Coloque os otólitos em um frasco rotulado e sem tampa e armazene-os em temperatura ambiente até que a análise da idade possa ser realizada. A exposição a vários produtos químicos e outros estressores ambientais pode causar imunossupressão. Linfócitos, macrófagos e granulócitos podem ser isolados desse tecido e em laboratório sua capacidade de matar patógenos, produzir anticorpos, responder a células tumorais e outras funções podem ser medidas.
Usando tesoura estéril, bisturi e fórceps removem o tecido renal anterior. Coloque a amostra do rim anterior no meio apropriado para manter as células vivas. Use um moedor de lenços de papel portátil estéril para homogeneizar a amostra em suspensões de célula única.
E segure as amostras em gelo úmido. Para preservação do RNA, coloque dois a três pequenos pedaços de fígado no conservante apropriado em uma proporção de 10 para um de conservante para tecido. Neste estudo, os sugadores brancos foram coletados em três áreas de preocupação dos Grandes Lagos, ou AOCs, e no local de referência do rio Kewanee.

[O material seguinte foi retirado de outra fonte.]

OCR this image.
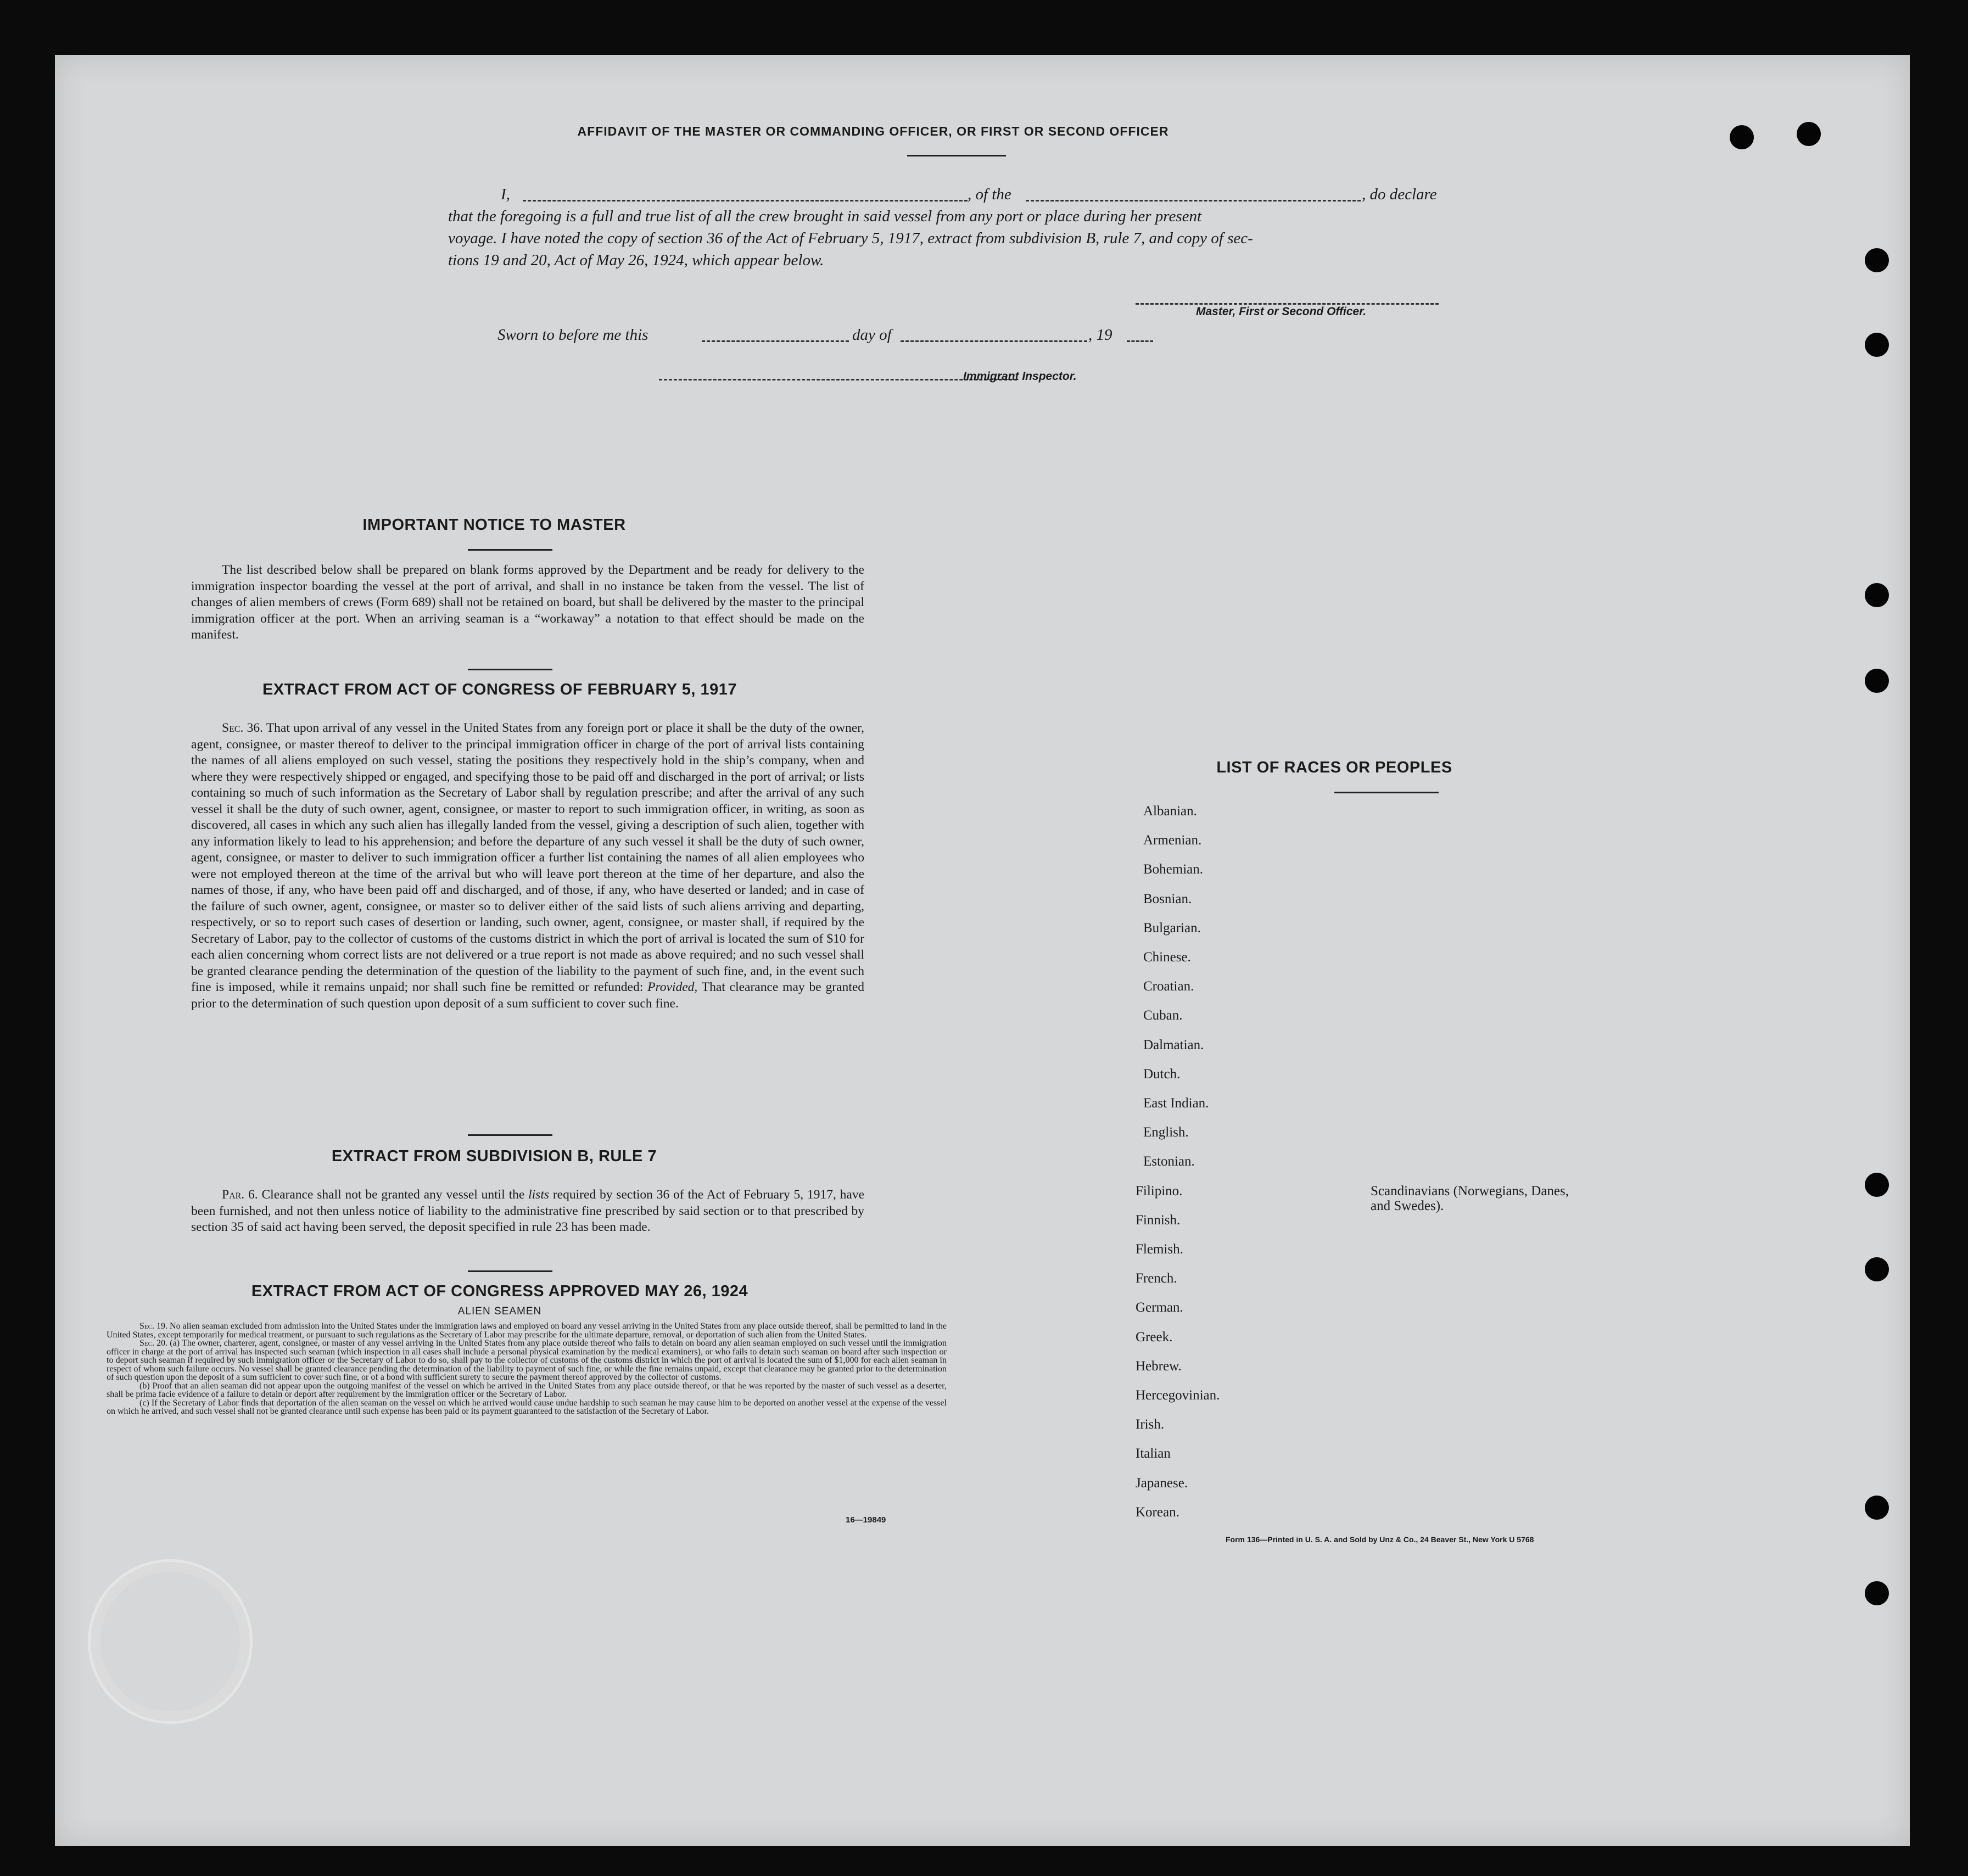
AFFIDAVIT OF THE MASTER OR COMMANDING OFFICER, OR FIRST OR SECOND OFFICER
I,	, of the	, do declare
that the foregoing is a full and true list of all the crew brought in said vessel from any port or place during her present
voyage. I have noted the copy of section 36 of the Act of February 5, 1917, extract from subdivision B, rule 7, and copy of sec-
tions 19 and 20, Act of May 26, 1924, which appear below.
Master, First or Second Officer.
Sworn to before me this	day of	, 19
Immigrant Inspector.
IMPORTANT NOTICE TO MASTER

The list described below shall be prepared on blank forms approved by the Department and be ready for delivery to the immigration inspector boarding the vessel at the port of arrival, and shall in no instance be taken from the vessel. The list of changes of alien members of crews (Form 689) shall not be retained on board, but shall be delivered by the master to the principal immigration officer at the port. When an arriving seaman is a “workaway” a notation to that effect should be made on the manifest.

EXTRACT FROM ACT OF CONGRESS OF FEBRUARY 5, 1917

Sec. 36. That upon arrival of any vessel in the United States from any foreign port or place it shall be the duty of the owner, agent, consignee, or master thereof to deliver to the principal immigration officer in charge of the port of arrival lists containing the names of all aliens employed on such vessel, stating the positions they respectively hold in the ship’s company, when and where they were respectively shipped or engaged, and specifying those to be paid off and discharged in the port of arrival; or lists containing so much of such information as the Secretary of Labor shall by regulation prescribe; and after the arrival of any such vessel it shall be the duty of such owner, agent, consignee, or master to report to such immigration officer, in writing, as soon as discovered, all cases in which any such alien has illegally landed from the vessel, giving a description of such alien, together with any information likely to lead to his apprehension; and before the departure of any such vessel it shall be the duty of such owner, agent, consignee, or master to deliver to such immigration officer a further list containing the names of all alien employees who were not employed thereon at the time of the arrival but who will leave port thereon at the time of her departure, and also the names of those, if any, who have been paid off and discharged, and of those, if any, who have deserted or landed; and in case of the failure of such owner, agent, consignee, or master so to deliver either of the said lists of such aliens arriving and departing, respectively, or so to report such cases of desertion or landing, such owner, agent, consignee, or master shall, if required by the Secretary of Labor, pay to the collector of customs of the customs district in which the port of arrival is located the sum of $10 for each alien concerning whom correct lists are not delivered or a true report is not made as above required; and no such vessel shall be granted clearance pending the determination of the question of the liability to the payment of such fine, and, in the event such fine is imposed, while it remains unpaid; nor shall such fine be remitted or refunded: Provided, That clearance may be granted prior to the determination of such question upon deposit of a sum sufficient to cover such fine.

EXTRACT FROM SUBDIVISION B, RULE 7

Par. 6. Clearance shall not be granted any vessel until the lists required by section 36 of the Act of February 5, 1917, have been furnished, and not then unless notice of liability to the administrative fine prescribed by said section or to that prescribed by section 35 of said act having been served, the deposit specified in rule 23 has been made.

EXTRACT FROM ACT OF CONGRESS APPROVED MAY 26, 1924
ALIEN SEAMEN

Sec. 19. No alien seaman excluded from admission into the United States under the immigration laws and employed on board any vessel arriving in the United States from any place outside thereof, shall be permitted to land in the United States, except temporarily for medical treatment, or pursuant to such regulations as the Secretary of Labor may prescribe for the ultimate departure, removal, or deportation of such alien from the United States.

Sec. 20. (a) The owner, charterer, agent, consignee, or master of any vessel arriving in the United States from any place outside thereof who fails to detain on board any alien seaman employed on such vessel until the immigration officer in charge at the port of arrival has inspected such seaman (which inspection in all cases shall include a personal physical examination by the medical examiners), or who fails to detain such seaman on board after such inspection or to deport such seaman if required by such immigration officer or the Secretary of Labor to do so, shall pay to the collector of customs of the customs district in which the port of arrival is located the sum of $1,000 for each alien seaman in respect of whom such failure occurs. No vessel shall be granted clearance pending the determination of the liability to payment of such fine, or while the fine remains unpaid, except that clearance may be granted prior to the determination of such question upon the deposit of a sum sufficient to cover such fine, or of a bond with sufficient surety to secure the payment thereof approved by the collector of customs.

(b) Proof that an alien seaman did not appear upon the outgoing manifest of the vessel on which he arrived in the United States from any place outside thereof, or that he was reported by the master of such vessel as a deserter, shall be prima facie evidence of a failure to detain or deport after requirement by the immigration officer or the Secretary of Labor.

(c) If the Secretary of Labor finds that deportation of the alien seaman on the vessel on which he arrived would cause undue hardship to such seaman he may cause him to be deported on another vessel at the expense of the vessel on which he arrived, and such vessel shall not be granted clearance until such expense has been paid or its payment guaranteed to the satisfaction of the Secretary of Labor.

16—19849
LIST OF RACES OR PEOPLES
Albanian.
Armenian.
Bohemian.
Bosnian.
Bulgarian.
Chinese.
Croatian.
Cuban.
Dalmatian.
Dutch.
East Indian.
English.
Estonian.
Filipino.
Finnish.
Flemish.
French.
German.
Greek.
Hebrew.
Hercegovinian.
Irish.
Italian
Japanese.
Korean.
Scandinavians (Norwegians, Danes, and Swedes).
Form 136—Printed in U. S. A. and Sold by Unz & Co., 24 Beaver St., New York U 5768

A porcentagem de peixes com tumores externos variou de 15,5% no AOC de St.Louis a 58% no AOC de Milwaukee. Vários tipos de lesões externas foram observados, incluindo manchas brancas discretas, lesões mucoides levemente elevadas e grandes lesões papilomatosas. Muitas das manchas brancas discretas e lesões mucoides observadas neste estudo, particularmente no sítio de referência de Kewanee, eram lesões hiperplásicas em oposição à neoplasia.
A análise histopatológica também identificou tumores hepáticos que não eram identificáveis com a observação visual. Uma vez dominada, essa técnica pode ser feita em 15 a 20 minutos por peixe, se for executada corretamente. Ao tentar este procedimento, é importante saber o que é normal para sua espécie em particular e ser o mais consistente e preciso possível na descrição de anormalidades.
Inclua tamanho, cor, textura e localização. A documentação fotográfica é útil. Essa técnica pode ser usada para qualquer espécie de peixe e é útil para documentar a saúde dos peixes tanto espacial quanto temporalmente para entender melhor os efeitos adversos dos estressores ambientais e identificar doenças invasivas.
Este artigo aborda a avaliação da saúde de peixes baseada em necropsia, que avalia o estado de saúde de peixes silvestres como indicadores da saúde do ecossistema aquático. A avaliação inclui a documentação de lesões visíveis, a coleta de tecidos para análises adicionais e o cálculo de índices de condição.
A avaliação da saúde de peixes selvagens baseada em necropsia fornece uma estrutura padronizada para avaliar a saúde do organismo como indicador da integridade do ecossistema aquático. Índices quantitativos e coleta de tecidos permitem a integração de patologias visíveis com desfechos moleculares e histopatológicos, reforçando a confiança preditiva na avaliação de riscos ambientais. Essa abordagem contribui para a identificação precoce de perigos e para a redução mecanicista de riscos em portfólios de toxicologia ambiental.
Este método de avaliação integra a avaliação organísmica baseada em campo com análises moleculares e histopatológicas baseadas em laboratório, apoiando fluxos de trabalho desde a descoberta inicial até a pesquisa translacional.